12 hours. Took 12 hours for me to be allowed into a Q again and ONLY reason im allowed to play currently is because i was able to join a team for the Tournament.
The only thing that worked for me was exiting to desktop for a bit then logging back on. I don't know if the length of time logged off makes a difference.
Thank you for the feedback Anet. Some of us recognize that we cannot just assume you are doing nothing.
I wanted to provide you with a status update on the Queue Instability issue's.
For many of you, noticed or not, there has been a noticeable increase in the reliability of the queue system (about 10x) since we deployed a change last Wednesday, July 10. That being said, we are still seeing two additional types of 'stuck' screens that we are continuing to dive into.
So what fix did we push out last week? Depending on how closely you follow ours or industry tech, you may know that our infrastructure is built using micro-services. Each service deals with (ideally) one core task, and can talk to other micro-services through messaging. The micro-service that handles arena-based PvP is called PvpSrv. (Go figure...) When creating objects (Arena's, matches, rosters, etc), PvpSrv will "talk" to other services to persist the current data and state of each of these objects.
For some clusters of micro-services, each service is able to talk to others directly, no middle men or gatekeepers or anything. Some micro-services however live in different clusters. For PvpSrv to talk to some of these services, it must make a connection to a "gateway" micro-service, and that gateway will forward the message to the appropriate micro-service in a different cluster. This all works well for the case of a few micro-services sending a few messages, but PvpSrv is not the only service talking cross-cluster. We have... several... gateways that handle the traffic of... several... micro-services.
So there's our background - PvpSrv, when setting up a player in a new roster, will send messages to some local micro-services for data and persistence, and will send messages through gateways for additional data and state persistence. How was this causing "stuck" rosters? PvpSrv config was set up to use 'round robin' gate connections; each roster would get its state updates through a different gateway. (e.g. If we had 4 gateways, 25% of all rosters would be on gateway 1, 25% of rosters on gateway 2, etc.) This worked well for distributing the message load, but didn't work so well for restoration and resilience.
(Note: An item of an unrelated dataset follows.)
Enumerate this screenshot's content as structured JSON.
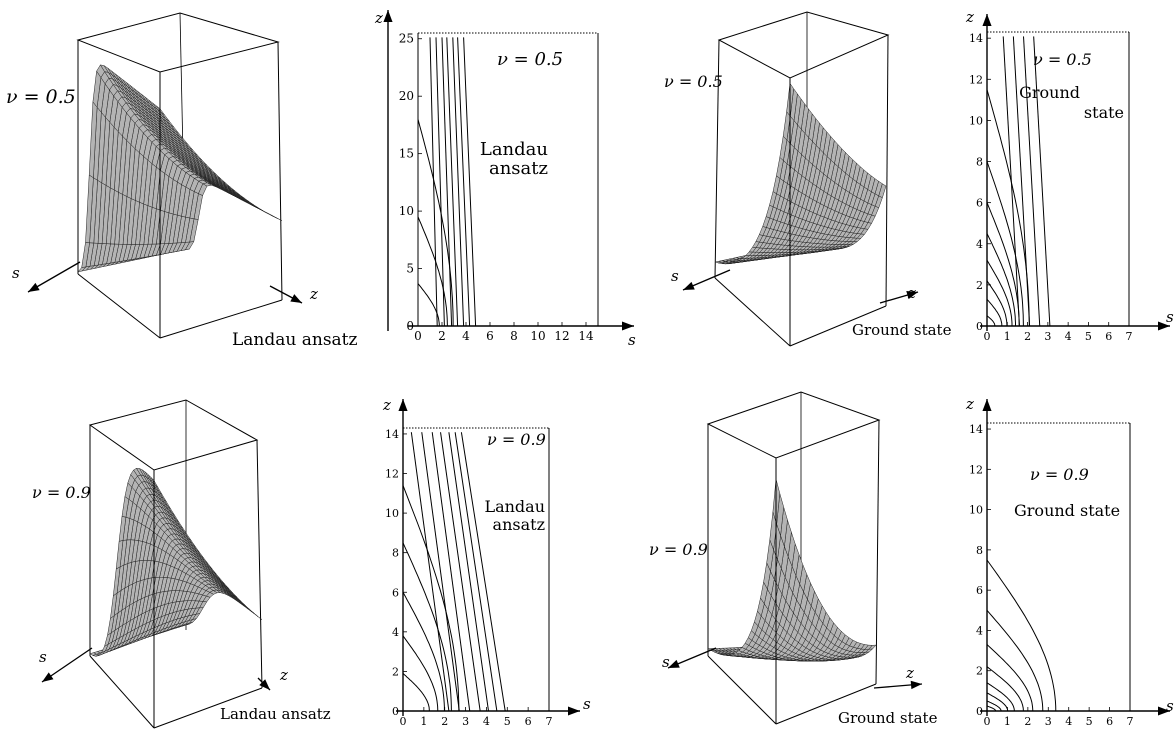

There are many reasons why a service can restart, hardware can die (much less likely), or a network can disconnect (more common than you think). In the case of PvpSrv talking to the gateways, if and when a gateway connection terminated, PvpSrv would have all the rosters re-connect to the new pool of available gateways. For the majority of rosters, they would retain their existing connection. However, for rosters that were talking through the terminated gateway, they would create a new connection to another gateway, but the micro-service they were talking to would not know where to send any in-progress response messages. If a state update was made, the backing service would now be sending a message to a gateway that may or may not be connected to a given roster object. Then of course, the roster object would miss its state update, and it would, well, stick.
In terms of code changes, the actual change was very simple - instead of round-robin assignment, PvpSrv now connects to one gateway with a single connection. If and when this one connection is severed, PvpSrv will connect to another, single gateway. All rosters are associated with the single gateway, and the backing micro-services have only one location through which to send messages.
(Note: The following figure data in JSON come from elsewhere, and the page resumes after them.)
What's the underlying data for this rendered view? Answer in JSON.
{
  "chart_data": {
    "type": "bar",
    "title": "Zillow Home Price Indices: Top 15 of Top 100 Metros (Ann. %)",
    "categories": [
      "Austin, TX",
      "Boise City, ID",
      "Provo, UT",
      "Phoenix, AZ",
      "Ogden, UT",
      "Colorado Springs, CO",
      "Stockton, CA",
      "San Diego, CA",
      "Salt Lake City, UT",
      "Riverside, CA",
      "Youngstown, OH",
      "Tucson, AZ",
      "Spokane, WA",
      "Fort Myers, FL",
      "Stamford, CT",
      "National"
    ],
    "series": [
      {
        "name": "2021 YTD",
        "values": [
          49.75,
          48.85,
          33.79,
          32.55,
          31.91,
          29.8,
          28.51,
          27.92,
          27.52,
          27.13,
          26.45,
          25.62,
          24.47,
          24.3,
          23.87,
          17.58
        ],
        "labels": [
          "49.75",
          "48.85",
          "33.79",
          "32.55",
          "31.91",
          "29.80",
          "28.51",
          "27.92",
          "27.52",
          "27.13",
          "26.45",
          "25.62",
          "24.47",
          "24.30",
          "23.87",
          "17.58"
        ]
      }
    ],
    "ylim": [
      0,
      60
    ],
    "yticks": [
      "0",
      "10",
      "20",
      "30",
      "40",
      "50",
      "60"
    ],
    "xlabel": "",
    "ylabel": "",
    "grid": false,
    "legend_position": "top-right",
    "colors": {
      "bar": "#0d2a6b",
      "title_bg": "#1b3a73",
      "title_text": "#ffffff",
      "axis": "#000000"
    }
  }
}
This was a great find, and I am glad to have seen the incident count drop dramatically over the past week. As stated, we still have some work to do, and are currently eyes deep in an issue surrounding map voting and sticking progress.
We hope this and other up-coming changes positively impact your PvP experiences!
Thank you for the explanation. For those into techs like me this is a very interesting post you've made. Most Devs usually avoid the technical explanation after a fix, so I want you to know that when it comes it's highly appreciated.
Great explanation. Thanks for taking the time to fill us in on something that many people wouldn't bother to explain.
Now, on to the important question... How in the heck is your last name pronounced? I can't decide if the emphasis should be on the 2nd syllable, or it's a double emphasis on the 1st and 3rd syllables, or if it's something else.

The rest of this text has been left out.